Williams matures into a senior leader for the Grand Valley defense

ALLENDALE, Mich. -- Johnathon Williams was a standout at Berrien Springs High School. At six feet, five inches tall, Williams was one of the top defensive end recruits in the entire country and chose to sign with Notre Dame over several other FBS offers. However, after two seasons he transferred to Toledo, where he didn't see much of the field and ran into trouble.

"I made some immature decisions," Williams admitted, "some bad off-the-field decisions, some character issues, and some things that I needed to correct within myself personally, not so much at Notre Dame but at Toledo."

Now, Williams is in his third and final season at Grand Valley, a place where he has grown, both on and off of the field.

"I mean it's been a journey. It's a blessing to play college football," Williams said on the opportunity Grand Valley gave him. "Any and every opportunity you get is worthwhile and worth taking a shot at. It's been a blessing, especially these last three years at Grand Valley. (I) feel like I've learned a lot and matured."

Lakers head coach Matt Mitchell took a chance on Williams in 2017 and has watched him turn the corner, both as a player and a person.

"I think he grew and learned from the people here," Mitchell said. "he also grew up. I think he'd tell you he was a little emotional and hot-headed as an 18-, 19-, 20-year old."

Williams admits his previous mistakes and immature decisions but says it all has helped him mature, turning him into who he is today.

"Every time you fail, you get back up," Williams added. "You should pat yourself on the back, not because of the mistakes you made and the things you did wrong but just the progress of lifting yourself up and trying to advance in life. Truth be told, everyone is going to make mistakes. You may not be in the spotlight where someone catches your mistakes, but everyone does make mistakes."

From the bright lights and spotlight of playing for Notre Dame to the Division II level and Grand Valley, Williams has seen it all but says the GLIAC is no different from the other levels.

"That's the thing, a lot of people have the assumption, Division I, Division II, Division III, but there's good players at every level."

As for teammates and opponents focusing on Williams because of his recruiting stars and previous stops, he doesn't think of it at all. "Everybody here has a target on their back, because we're Grand Valley State.
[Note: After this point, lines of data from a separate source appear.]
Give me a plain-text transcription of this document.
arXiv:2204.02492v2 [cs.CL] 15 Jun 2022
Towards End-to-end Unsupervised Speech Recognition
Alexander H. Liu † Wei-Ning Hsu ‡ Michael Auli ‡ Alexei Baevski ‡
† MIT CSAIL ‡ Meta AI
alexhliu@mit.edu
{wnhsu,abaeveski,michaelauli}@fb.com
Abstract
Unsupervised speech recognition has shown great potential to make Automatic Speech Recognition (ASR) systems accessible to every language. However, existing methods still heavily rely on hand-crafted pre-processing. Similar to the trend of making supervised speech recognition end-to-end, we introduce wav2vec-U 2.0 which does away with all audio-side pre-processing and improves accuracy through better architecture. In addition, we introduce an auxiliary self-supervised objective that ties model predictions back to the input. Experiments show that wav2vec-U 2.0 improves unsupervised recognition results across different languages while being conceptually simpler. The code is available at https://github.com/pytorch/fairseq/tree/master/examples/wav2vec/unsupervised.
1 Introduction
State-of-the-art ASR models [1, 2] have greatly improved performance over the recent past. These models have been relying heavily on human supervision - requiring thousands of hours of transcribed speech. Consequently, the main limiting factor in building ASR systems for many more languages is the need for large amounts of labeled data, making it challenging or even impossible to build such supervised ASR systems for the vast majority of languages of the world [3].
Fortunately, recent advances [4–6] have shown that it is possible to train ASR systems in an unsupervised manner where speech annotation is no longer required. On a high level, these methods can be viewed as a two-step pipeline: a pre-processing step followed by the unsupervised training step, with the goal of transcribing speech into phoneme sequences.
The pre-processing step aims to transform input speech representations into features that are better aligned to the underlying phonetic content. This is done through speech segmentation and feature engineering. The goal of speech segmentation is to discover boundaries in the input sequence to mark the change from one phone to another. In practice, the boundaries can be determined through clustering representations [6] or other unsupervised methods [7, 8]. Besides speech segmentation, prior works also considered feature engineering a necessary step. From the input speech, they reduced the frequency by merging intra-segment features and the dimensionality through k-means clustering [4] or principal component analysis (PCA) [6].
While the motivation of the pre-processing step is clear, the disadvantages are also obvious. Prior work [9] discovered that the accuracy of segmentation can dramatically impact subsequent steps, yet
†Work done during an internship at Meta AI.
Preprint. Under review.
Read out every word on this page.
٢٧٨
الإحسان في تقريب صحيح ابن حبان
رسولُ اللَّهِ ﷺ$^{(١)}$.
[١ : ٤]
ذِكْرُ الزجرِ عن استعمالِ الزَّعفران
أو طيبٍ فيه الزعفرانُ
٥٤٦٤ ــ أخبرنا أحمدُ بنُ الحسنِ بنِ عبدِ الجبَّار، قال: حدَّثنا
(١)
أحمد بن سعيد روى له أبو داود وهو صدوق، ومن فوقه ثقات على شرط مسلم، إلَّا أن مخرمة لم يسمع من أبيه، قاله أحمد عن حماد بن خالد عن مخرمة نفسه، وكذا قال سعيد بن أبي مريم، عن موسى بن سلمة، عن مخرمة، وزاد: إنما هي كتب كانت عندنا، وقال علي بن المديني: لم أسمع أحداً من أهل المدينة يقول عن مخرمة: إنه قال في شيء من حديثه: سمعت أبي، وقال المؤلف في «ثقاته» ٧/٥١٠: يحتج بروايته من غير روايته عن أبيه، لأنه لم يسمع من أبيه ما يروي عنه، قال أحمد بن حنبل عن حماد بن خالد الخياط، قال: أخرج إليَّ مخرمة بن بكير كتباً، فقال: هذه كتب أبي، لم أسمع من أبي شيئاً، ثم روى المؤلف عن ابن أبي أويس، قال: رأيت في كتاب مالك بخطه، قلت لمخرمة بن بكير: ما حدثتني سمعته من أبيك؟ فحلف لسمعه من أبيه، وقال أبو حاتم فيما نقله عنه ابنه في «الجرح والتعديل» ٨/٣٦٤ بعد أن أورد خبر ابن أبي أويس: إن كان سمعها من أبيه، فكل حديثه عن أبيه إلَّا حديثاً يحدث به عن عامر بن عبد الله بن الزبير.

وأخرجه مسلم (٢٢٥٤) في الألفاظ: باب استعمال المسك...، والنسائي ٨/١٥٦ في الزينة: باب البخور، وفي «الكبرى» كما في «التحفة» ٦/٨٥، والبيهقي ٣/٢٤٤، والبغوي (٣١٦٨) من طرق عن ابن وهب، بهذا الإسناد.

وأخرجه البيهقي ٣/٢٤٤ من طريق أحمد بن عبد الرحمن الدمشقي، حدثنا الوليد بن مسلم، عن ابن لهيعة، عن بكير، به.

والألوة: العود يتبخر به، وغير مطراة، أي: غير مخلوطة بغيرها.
Everybody wants to beat us," Willams said on playing at Grand Valley.

Williams is a part of a veteran defensive line for Coach Mitchell that allowed just 13 rushing yards in the season opener, and expectations continue to rise.

"It's going to have to carry us," Mitchell said on the Lakers defensive line. "We're growing, but those guys know what to do and Johnathon is one of those guys leading the way and leading the charge."

A lot has changed over the past few years for Williams, but one thing that won't is his outlook on the future.

"I'm not really looking too far past the season or too far past this week or the next game. I'm just trying to take it day by day each day."